Die Ursachen dafür sind relativ simpel, und sie finden sich in vielen anderen Bereichen der Entwicklungszusammenarbeit wieder. Anti-retrovirale Medikamente kosten - ebenso wie Maßnahmen zur Vorbeugung von Hungerkrisen - Geld. Und es braucht den politischen Willen. Beides ist sowohl bei den gebenden Industriestaaten als auch bei den umsetzenden Entwicklungsländern nicht immer vorhanden.

So endete der Aids-Gipfel der UNO im Juni zwar mit dem Versprechen, bis 2015 allen 15 Millionen Aids-Kranken in der Dritten Welt den Zugang zu einer Therapie zu ermöglichen. Konkrete Finanzierungszusagen machte dabei allerdings niemand. Auch die großen Aidshilfe-Programme kämpfen schon seit geraumer Zeit mit der Ausdünnung ihrer Mittel. Dabei sind die Kosten für die Bekämpfung der Seuche im Vergleich zu anderen globalen Problemfeldern gering. Zusätzlich 4,5 Milliarden Euro pro Jahr müssten aufgewendet werden, damit auch die verbleibenden 7,5 Millionen HIV-Infizierten Medikamente bekommen. Allein die zwei Tage vor dem heutigen Welt-Aids-Tag abgesegnete sechste Tranche des ersten Griechenland-Hilfspakets beträgt 8 Milliarden Euro.

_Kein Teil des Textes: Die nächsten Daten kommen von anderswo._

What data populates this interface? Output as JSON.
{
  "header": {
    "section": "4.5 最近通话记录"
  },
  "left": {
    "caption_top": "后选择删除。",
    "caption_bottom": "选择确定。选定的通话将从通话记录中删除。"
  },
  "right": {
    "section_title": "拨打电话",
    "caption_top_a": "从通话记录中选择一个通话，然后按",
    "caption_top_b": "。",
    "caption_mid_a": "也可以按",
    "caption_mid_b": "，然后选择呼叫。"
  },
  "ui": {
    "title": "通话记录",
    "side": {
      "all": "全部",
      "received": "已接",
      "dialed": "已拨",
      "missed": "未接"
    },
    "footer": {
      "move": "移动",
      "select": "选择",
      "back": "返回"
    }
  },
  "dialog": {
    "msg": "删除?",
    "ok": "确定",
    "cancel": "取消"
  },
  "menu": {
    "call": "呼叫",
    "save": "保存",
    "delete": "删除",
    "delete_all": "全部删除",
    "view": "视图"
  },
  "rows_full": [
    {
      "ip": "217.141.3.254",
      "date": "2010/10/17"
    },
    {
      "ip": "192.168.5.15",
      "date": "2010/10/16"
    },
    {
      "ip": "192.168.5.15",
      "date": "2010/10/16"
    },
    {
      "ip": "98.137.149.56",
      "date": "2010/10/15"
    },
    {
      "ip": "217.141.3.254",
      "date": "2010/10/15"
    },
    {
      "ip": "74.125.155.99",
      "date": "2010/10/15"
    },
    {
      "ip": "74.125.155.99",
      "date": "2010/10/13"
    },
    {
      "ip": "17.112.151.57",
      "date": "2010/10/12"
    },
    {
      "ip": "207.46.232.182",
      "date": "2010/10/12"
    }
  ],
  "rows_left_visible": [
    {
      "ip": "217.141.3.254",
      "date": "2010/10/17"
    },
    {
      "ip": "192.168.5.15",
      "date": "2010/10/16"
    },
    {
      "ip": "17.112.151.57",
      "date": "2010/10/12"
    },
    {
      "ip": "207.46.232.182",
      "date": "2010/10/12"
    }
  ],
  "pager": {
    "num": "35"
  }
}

Was passiert, wenn man das Problem sowohl finanziell als auch in der gesellschaftlichen Wahrnehmung unter den Teppich kehrt, zeigen die Beispiele Russland und Ukraine. Zwischen 2001 und 2010 stieg die Zahl der Infizierten um fast 250 Prozent auf 1,4 Millionen an. Für die Betroffenen, die sich vorwiegend über schmutziges Drogenbesteck angesteckt haben, gibt es keine Medikamente und keine Hilfe. Und da es auch an Aufklärung fehlt, breitet sich Aids weiter rasant aus.